Madrid expands freely, outside the current trends in European urban planning, based on promoting greater social cohesion based on the idea of ​​the city of cities. And that has its advantages and disadvantages. In the scheme of metropolises that are built from a central nucleus that concentrates a large part of the wealth, growth is easy, but inequalities are more accentuated. In fact, the Community of Madrid is now at the bottom of Spain in balance between the richest and the poorest.

Public transport languishes and the bicycle does not take off (the city is also among the least attractive for the bike, according to the OCU). The urban model of the 20th century is not really questioned. Little has remained of that green Welcome Mr. Marshall that the local authorities orchestrated in 2019, when they hosted COP 25. Greta Thunberg left and the dioxide returned. It’s not a good letter of introduction to the volatile community of talent, always pro-fun but also attentive to the policies that make a city a healthy home.

More. Madrid’s cultural offer is diverse and generous. It has it all: from the mainstream to the most alternative. The PP City Council itself hosts, at its headquarters, critical and irreverent exhibitions, such as the one dedicated to the Barcelona underground. But the recent dismantling of the Medialab Prado in its collaborative aspect (it was a citizen laboratory operated by the citizens themselves) to replace it with conventional exhibition halls (without great public success, by the way) is a worrying sign. The city of platforms with this collaborative profile is not enough.

Of course, the risk that Madrid runs of stagnating is relative. The capital also knows how to reinvent itself and power, money, creativity and determination – of which there is plenty – help it to get on trains that seemed to pass by.

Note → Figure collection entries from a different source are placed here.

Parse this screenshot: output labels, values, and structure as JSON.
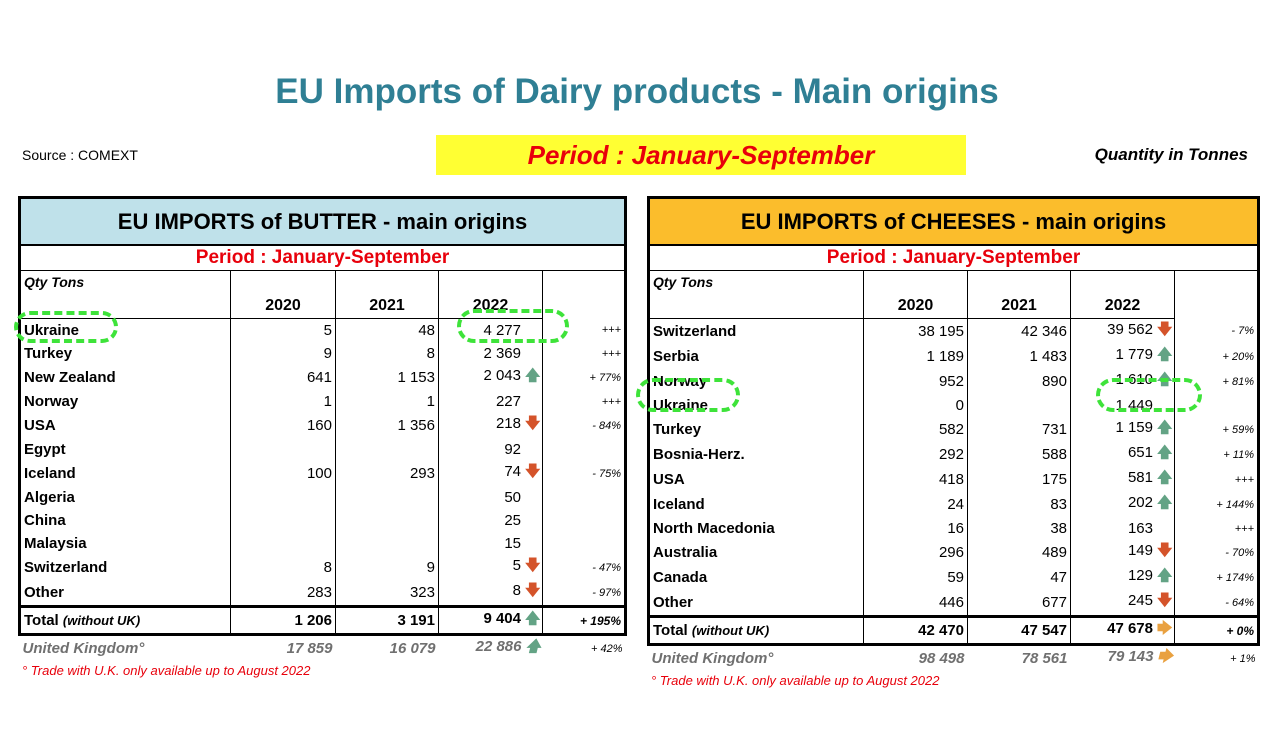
{
  "header": {
    "title": "EU Imports of Dairy products - Main origins",
    "source": "Source : COMEXT",
    "period": "Period : January-September",
    "unit": "Quantity in Tonnes"
  },
  "colors": {
    "title": "#2f7f94",
    "period_banner_bg": "#ffff33",
    "period_text": "#e8000b",
    "butter_header_bg": "#bfe1ea",
    "cheese_header_bg": "#fbbd2c",
    "highlight": "#3ee33a",
    "arrow_up": "#63a385",
    "arrow_down": "#d4532a",
    "arrow_flat": "#e9a140"
  },
  "butter": {
    "title": "EU IMPORTS of BUTTER - main origins",
    "period": "Period : January-September",
    "qty_label": "Qty Tons",
    "years": [
      "2020",
      "2021",
      "2022"
    ],
    "rows": [
      {
        "country": "Ukraine",
        "v2020": "5",
        "v2021": "48",
        "v2022": "4 277",
        "arrow": "",
        "pct": "+++"
      },
      {
        "country": "Turkey",
        "v2020": "9",
        "v2021": "8",
        "v2022": "2 369",
        "arrow": "",
        "pct": "+++"
      },
      {
        "country": "New Zealand",
        "v2020": "641",
        "v2021": "1 153",
        "v2022": "2 043",
        "arrow": "up",
        "pct": "+ 77%"
      },
      {
        "country": "Norway",
        "v2020": "1",
        "v2021": "1",
        "v2022": "227",
        "arrow": "",
        "pct": "+++"
      },
      {
        "country": "USA",
        "v2020": "160",
        "v2021": "1 356",
        "v2022": "218",
        "arrow": "down",
        "pct": "- 84%"
      },
      {
        "country": "Egypt",
        "v2020": "",
        "v2021": "",
        "v2022": "92",
        "arrow": "",
        "pct": ""
      },
      {
        "country": "Iceland",
        "v2020": "100",
        "v2021": "293",
        "v2022": "74",
        "arrow": "down",
        "pct": "- 75%"
      },
      {
        "country": "Algeria",
        "v2020": "",
        "v2021": "",
        "v2022": "50",
        "arrow": "",
        "pct": ""
      },
      {
        "country": "China",
        "v2020": "",
        "v2021": "",
        "v2022": "25",
        "arrow": "",
        "pct": ""
      },
      {
        "country": "Malaysia",
        "v2020": "",
        "v2021": "",
        "v2022": "15",
        "arrow": "",
        "pct": ""
      },
      {
        "country": "Switzerland",
        "v2020": "8",
        "v2021": "9",
        "v2022": "5",
        "arrow": "down",
        "pct": "- 47%"
      },
      {
        "country": "Other",
        "v2020": "283",
        "v2021": "323",
        "v2022": "8",
        "arrow": "down",
        "pct": "- 97%"
      }
    ],
    "total": {
      "label": "Total",
      "label_note": "(without UK)",
      "v2020": "1 206",
      "v2021": "3 191",
      "v2022": "9 404",
      "arrow": "up",
      "pct": "+ 195%"
    },
    "uk": {
      "label": "United Kingdom°",
      "v2020": "17 859",
      "v2021": "16 079",
      "v2022": "22 886",
      "arrow": "up",
      "pct": "+ 42%"
    },
    "note": "° Trade with U.K. only available up to August 2022"
  },
  "cheese": {
    "title": "EU IMPORTS of CHEESES - main origins",
    "period": "Period : January-September",
    "qty_label": "Qty Tons",
    "years": [
      "2020",
      "2021",
      "2022"
    ],
    "rows": [
      {
        "country": "Switzerland",
        "v2020": "38 195",
        "v2021": "42 346",
        "v2022": "39 562",
        "arrow": "down",
        "pct": "- 7%"
      },
      {
        "country": "Serbia",
        "v2020": "1 189",
        "v2021": "1 483",
        "v2022": "1 779",
        "arrow": "up",
        "pct": "+ 20%"
      },
      {
        "country": "Norway",
        "v2020": "952",
        "v2021": "890",
        "v2022": "1 610",
        "arrow": "up",
        "pct": "+ 81%"
      },
      {
        "country": "Ukraine",
        "v2020": "0",
        "v2021": "",
        "v2022": "1 449",
        "arrow": "",
        "pct": ""
      },
      {
        "country": "Turkey",
        "v2020": "582",
        "v2021": "731",
        "v2022": "1 159",
        "arrow": "up",
        "pct": "+ 59%"
      },
      {
        "country": "Bosnia-Herz.",
        "v2020": "292",
        "v2021": "588",
        "v2022": "651",
        "arrow": "up",
        "pct": "+ 11%"
      },
      {
        "country": "USA",
        "v2020": "418",
        "v2021": "175",
        "v2022": "581",
        "arrow": "up",
        "pct": "+++"
      },
      {
        "country": "Iceland",
        "v2020": "24",
        "v2021": "83",
        "v2022": "202",
        "arrow": "up",
        "pct": "+ 144%"
      },
      {
        "country": "North Macedonia",
        "v2020": "16",
        "v2021": "38",
        "v2022": "163",
        "arrow": "",
        "pct": "+++"
      },
      {
        "country": "Australia",
        "v2020": "296",
        "v2021": "489",
        "v2022": "149",
        "arrow": "down",
        "pct": "- 70%"
      },
      {
        "country": "Canada",
        "v2020": "59",
        "v2021": "47",
        "v2022": "129",
        "arrow": "up",
        "pct": "+ 174%"
      },
      {
        "country": "Other",
        "v2020": "446",
        "v2021": "677",
        "v2022": "245",
        "arrow": "down",
        "pct": "- 64%"
      }
    ],
    "total": {
      "label": "Total",
      "label_note": "(without UK)",
      "v2020": "42 470",
      "v2021": "47 547",
      "v2022": "47 678",
      "arrow": "right",
      "pct": "+ 0%"
    },
    "uk": {
      "label": "United Kingdom°",
      "v2020": "98 498",
      "v2021": "78 561",
      "v2022": "79 143",
      "arrow": "right",
      "pct": "+ 1%"
    },
    "note": "° Trade with U.K. only available up to August 2022"
  }
}
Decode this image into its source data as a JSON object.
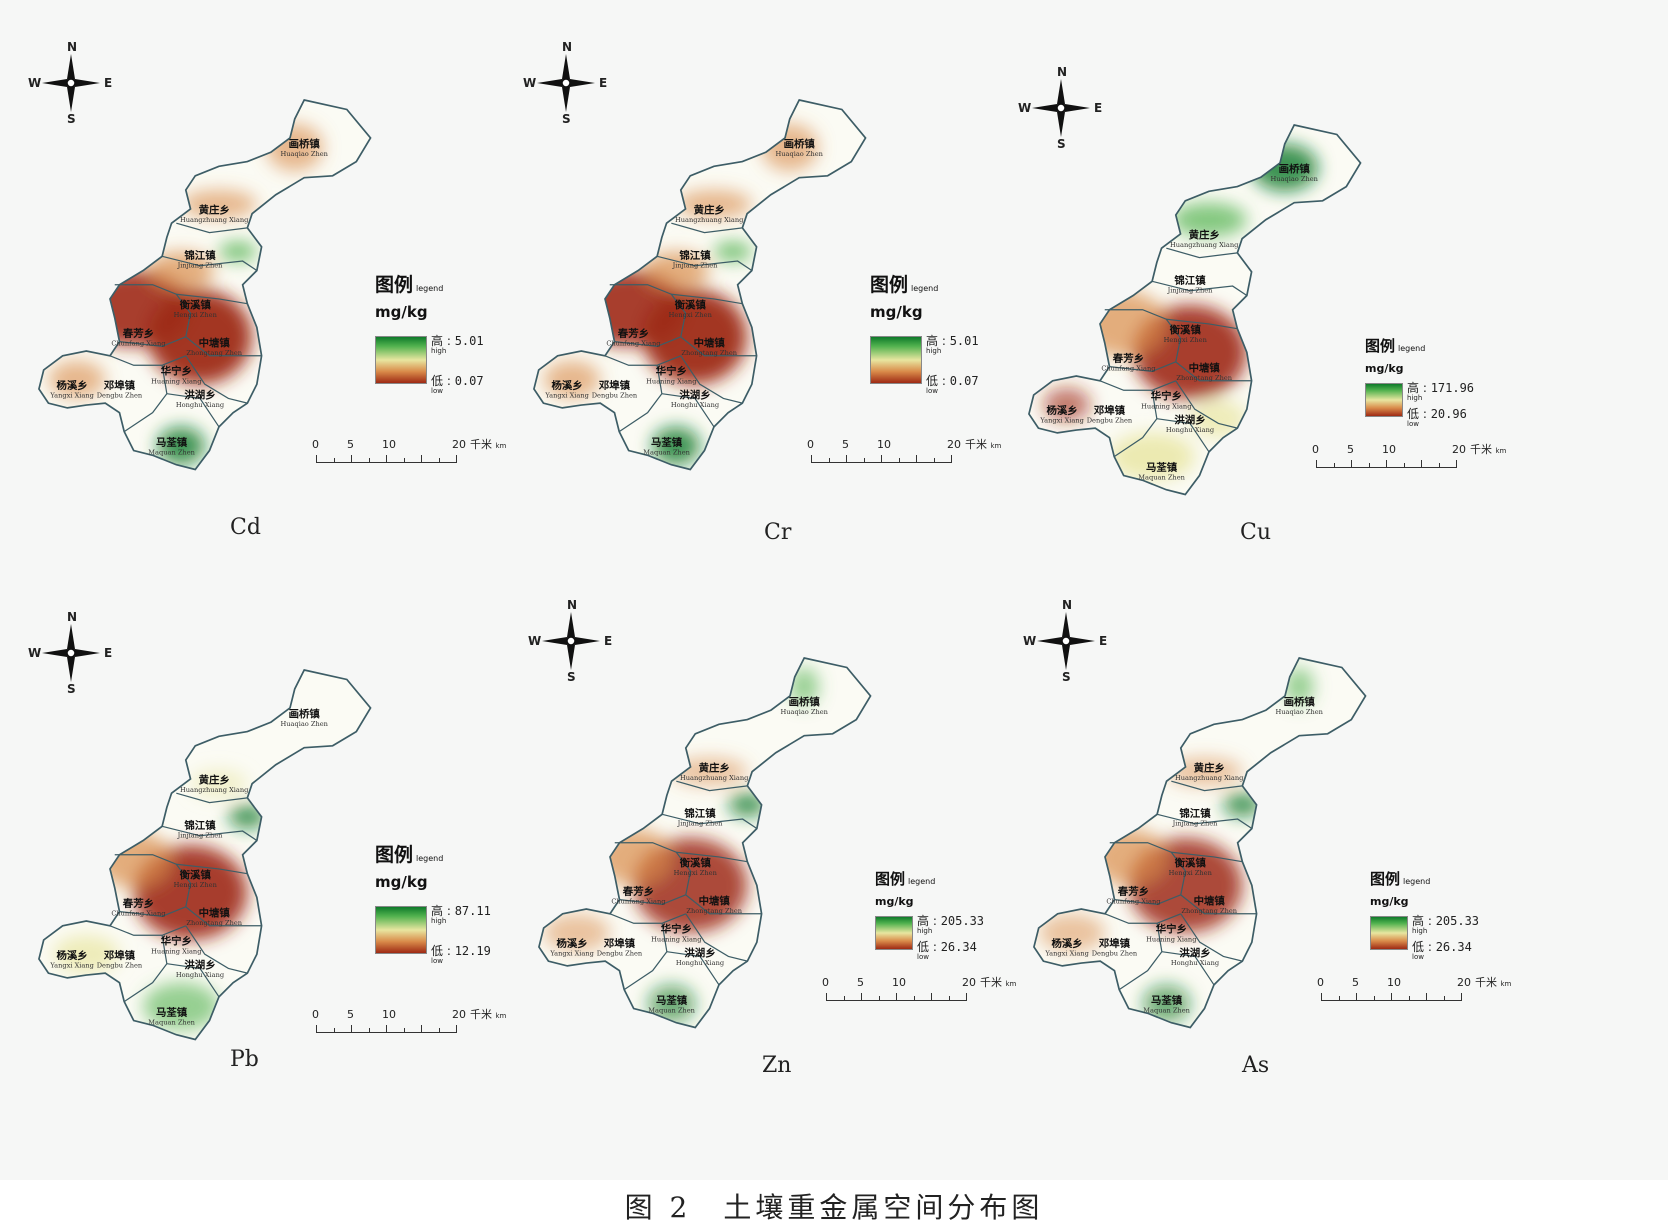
{
  "compass": {
    "n": "N",
    "s": "S",
    "e": "E",
    "w": "W"
  },
  "legend_labels": {
    "title": "图例",
    "title_en": "legend",
    "unit": "mg/kg",
    "high": "高",
    "high_en": "high",
    "low": "低",
    "low_en": "low"
  },
  "scale": {
    "ticks": [
      "0",
      "5",
      "10",
      "20"
    ],
    "unit": "千米",
    "unit_en": "km"
  },
  "towns": [
    {
      "cn": "画桥镇",
      "en": "Huaqiao Zhen"
    },
    {
      "cn": "黄庄乡",
      "en": "Huangzhuang Xiang"
    },
    {
      "cn": "锦江镇",
      "en": "Jinjiang Zhen"
    },
    {
      "cn": "衡溪镇",
      "en": "Hengxi Zhen"
    },
    {
      "cn": "春芳乡",
      "en": "Chunfang Xiang"
    },
    {
      "cn": "中塘镇",
      "en": "Zhongtang Zhen"
    },
    {
      "cn": "华宁乡",
      "en": "Huaning Xiang"
    },
    {
      "cn": "杨溪乡",
      "en": "Yangxi Xiang"
    },
    {
      "cn": "邓埠镇",
      "en": "Dengbu Zhen"
    },
    {
      "cn": "洪湖乡",
      "en": "Honghu Xiang"
    },
    {
      "cn": "马荃镇",
      "en": "Maquan Zhen"
    }
  ],
  "panels": [
    {
      "element": "Cd",
      "high": "5.01",
      "low": "0.07"
    },
    {
      "element": "Cr",
      "high": "5.01",
      "low": "0.07"
    },
    {
      "element": "Cu",
      "high": "171.96",
      "low": "20.96"
    },
    {
      "element": "Pb",
      "high": "87.11",
      "low": "12.19"
    },
    {
      "element": "Zn",
      "high": "205.33",
      "low": "26.34"
    },
    {
      "element": "As",
      "high": "205.33",
      "low": "26.34"
    }
  ],
  "caption": "图 2　土壤重金属空间分布图",
  "colors": {
    "high": "#0f7a2a",
    "mid": "#e8e6a0",
    "low": "#9e2a14",
    "boundary": "#3d5d66"
  }
}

Barcelona’s is another story. Asleep in the post-Olympic nap, she was shaken like no one else by the successive global crises. But, especially, due to a political conflict that stripped it of thousands of companies and accentuated the feeling of economic precariousness. It was a bad awakening from the dream of the 90s. Because of all this –and thanks to all of this– he has been obsessively searching for the model of the city that will ensure his future.

That is why urban debate think tanks sprout up in Barcelona. Reputational successes or failures, such as a laudatory editorial or critical article in the international press, prompt heated discussion. And an ambitious congress is set up for three years, the React, which is a storm of ideas to get the bear out of lethargy. Something unusual in other cities.

One of the regulars of this cycle, the urban planner Clark, writes the epilogue of the collective book reBarcelona, ​​rethinking the city to come, coordinated by Sara Sans, in which he maintains that history, by denying it the benefits of being a capital that Madrid does have, has forced Barcelona to be a “restless” city, “with solutions” and to a certain extent “excited”.

But the qualifier that repeats the most is that of intentional. In his opinion, Barcelona has always set objectives that have served to project itself beyond its status as a relatively small city and forced to exercise soft power, in the absence of power tools. And now, in the complex scenario that lies ahead, his intention, he affirms, must be to become a permanent laboratory for new forms of urban life. That is, to base (even more) on innovation its commitment to continue growing. Now he just needs to act boldly to achieve it.

It is in the process of determining which are the weaknesses that Madrid and Barcelona must overcome in order to excel that those traits that make them so complementary emerge naturally. Features that invite us to explore greater cooperation between the two, although in general we are lazy to admit it.